The tensions in Russo-Ukrainian relations have shaped over hundreds of years. The major

issues that concern the two parties are the ideological differences, the historical

interconnectedness, Russified and undemocratic governmental institutions, limited freedom,

corruption, personal interests of the most influential individuals, and many more. The complexity

of the underlying causes of the conflict makes it difficult to address it. The precedent set by the

annexation of Crimea in 2014 gave rise to the ongoing hybrid war in the East of Ukraine and

concerns European states regarding future steps of Russia. Russian maintenance of post-Soviet

states and Putin’s quest for uniting the nation seem to legitimize their claims.

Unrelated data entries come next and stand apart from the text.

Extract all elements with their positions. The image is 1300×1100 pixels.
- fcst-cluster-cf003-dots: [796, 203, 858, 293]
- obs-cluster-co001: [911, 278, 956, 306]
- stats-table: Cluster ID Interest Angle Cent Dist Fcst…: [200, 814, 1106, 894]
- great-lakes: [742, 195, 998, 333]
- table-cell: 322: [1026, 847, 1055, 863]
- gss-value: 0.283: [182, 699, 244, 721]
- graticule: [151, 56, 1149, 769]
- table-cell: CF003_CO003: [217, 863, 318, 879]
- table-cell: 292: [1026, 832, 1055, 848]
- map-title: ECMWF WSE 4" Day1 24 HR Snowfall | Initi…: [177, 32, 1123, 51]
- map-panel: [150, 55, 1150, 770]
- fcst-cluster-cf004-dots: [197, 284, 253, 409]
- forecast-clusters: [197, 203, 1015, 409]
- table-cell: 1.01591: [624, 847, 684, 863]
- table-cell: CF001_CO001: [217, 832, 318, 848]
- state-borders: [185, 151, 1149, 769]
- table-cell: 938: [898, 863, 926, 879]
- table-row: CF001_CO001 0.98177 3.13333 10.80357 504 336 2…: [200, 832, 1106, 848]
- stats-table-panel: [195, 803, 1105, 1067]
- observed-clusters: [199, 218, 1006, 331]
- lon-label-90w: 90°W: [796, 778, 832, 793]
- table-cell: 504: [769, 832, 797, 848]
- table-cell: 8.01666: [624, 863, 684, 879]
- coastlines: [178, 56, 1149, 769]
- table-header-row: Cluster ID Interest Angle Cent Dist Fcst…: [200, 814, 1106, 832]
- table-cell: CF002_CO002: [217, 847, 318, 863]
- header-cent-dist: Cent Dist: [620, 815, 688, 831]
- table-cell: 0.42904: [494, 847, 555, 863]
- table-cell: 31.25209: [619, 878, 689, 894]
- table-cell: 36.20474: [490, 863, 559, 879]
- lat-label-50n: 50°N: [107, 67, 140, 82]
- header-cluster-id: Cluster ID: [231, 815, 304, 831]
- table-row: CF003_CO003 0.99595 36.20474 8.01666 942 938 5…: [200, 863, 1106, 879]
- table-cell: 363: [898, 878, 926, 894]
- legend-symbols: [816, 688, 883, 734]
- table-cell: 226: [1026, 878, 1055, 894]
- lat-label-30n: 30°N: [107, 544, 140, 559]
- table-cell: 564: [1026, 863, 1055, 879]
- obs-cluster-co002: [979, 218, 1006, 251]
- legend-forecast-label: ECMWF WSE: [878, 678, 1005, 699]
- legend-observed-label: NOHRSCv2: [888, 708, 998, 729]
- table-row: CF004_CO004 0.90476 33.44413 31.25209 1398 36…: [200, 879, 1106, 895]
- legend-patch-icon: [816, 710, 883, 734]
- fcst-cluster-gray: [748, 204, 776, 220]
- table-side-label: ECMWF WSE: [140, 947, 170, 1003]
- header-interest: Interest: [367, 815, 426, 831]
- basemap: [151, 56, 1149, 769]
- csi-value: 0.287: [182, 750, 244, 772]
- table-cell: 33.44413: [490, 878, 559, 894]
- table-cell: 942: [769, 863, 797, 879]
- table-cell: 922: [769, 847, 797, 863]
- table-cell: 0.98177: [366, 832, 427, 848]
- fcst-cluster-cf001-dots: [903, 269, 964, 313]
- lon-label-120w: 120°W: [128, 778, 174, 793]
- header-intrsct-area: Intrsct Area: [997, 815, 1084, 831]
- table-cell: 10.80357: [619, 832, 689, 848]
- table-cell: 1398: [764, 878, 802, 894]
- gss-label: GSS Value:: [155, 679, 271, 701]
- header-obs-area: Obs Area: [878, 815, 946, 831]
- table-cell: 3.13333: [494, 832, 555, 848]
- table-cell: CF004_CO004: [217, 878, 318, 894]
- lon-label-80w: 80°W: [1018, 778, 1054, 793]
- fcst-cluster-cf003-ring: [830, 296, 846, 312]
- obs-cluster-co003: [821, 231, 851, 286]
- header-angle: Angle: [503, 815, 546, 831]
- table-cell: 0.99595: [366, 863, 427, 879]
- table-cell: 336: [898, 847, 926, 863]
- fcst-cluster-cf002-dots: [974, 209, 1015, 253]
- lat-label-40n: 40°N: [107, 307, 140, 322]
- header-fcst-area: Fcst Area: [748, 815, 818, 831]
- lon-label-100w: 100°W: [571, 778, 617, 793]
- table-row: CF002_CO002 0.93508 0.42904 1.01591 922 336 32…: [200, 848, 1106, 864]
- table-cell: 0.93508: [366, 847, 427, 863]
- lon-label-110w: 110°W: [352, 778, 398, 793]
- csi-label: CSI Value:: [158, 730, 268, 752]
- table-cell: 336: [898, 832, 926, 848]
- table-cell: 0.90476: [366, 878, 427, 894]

At the same time,
32
Ukraine’s lack of a strong sense of national identity and growing pro-Russian movements further

complicate the resolution, which needs to address these issues in order to have functional

fundaments to work on. The perceptions of and relationships within the conflict reflect the

ideological division of Ukrainian society. It can be divided into pro-Western and pro-Russian

groups with both of them having legitimate claims thus requiring finding an agreeable

compromise. While the conflict is localized at the moment, and frozen due to the COVID-19

pandemic, it is necessary to attempt to address it using means different than sanctions, which

proved to be inefficient as they forced the EU members to provide costly support to Ukraine and

did not significantly affect the GDP of Russia over the past four years. The possible

consequences of a military intervention make such an action improbable as it would lead to a

nuclear war. Moreover, taking into consideration Putin’s bargaining power and diplomatic

experience, one can assume that any democratic efforts that the West tries to apply in the East of

Ukraine or towards Russia will not be accepted by Putin. Therefore, the mediator between

Ukraine and Russia would have to use the idea of a cooperative security system in Europe as

leverage in the negotiations primarily with Putin, in order to bring peace to Ukraine and cease the

ongoing conflict. A could enhance the channels of communication between President Zelensky

and President Putin and level out the differences between them. While each of their interests

seem legitimate, there will be some degree of consensus required to reach in this conflict. The

Russo-Ukrainian relations should be continuously observed. The ideological, political, economic,

and diplomatic differences fuel the conflict. There are people dying at the Eastern border of

Ukraine. It is necessary to bring the conflict to peace; however, at the same time, demonstrating a

high level of respect towards both minorities and majorities inhabiting the mostly affected

regions. Moreover, the socio-economic consequences concerning broader region, and even the

entire country, have to still be closely analyzed.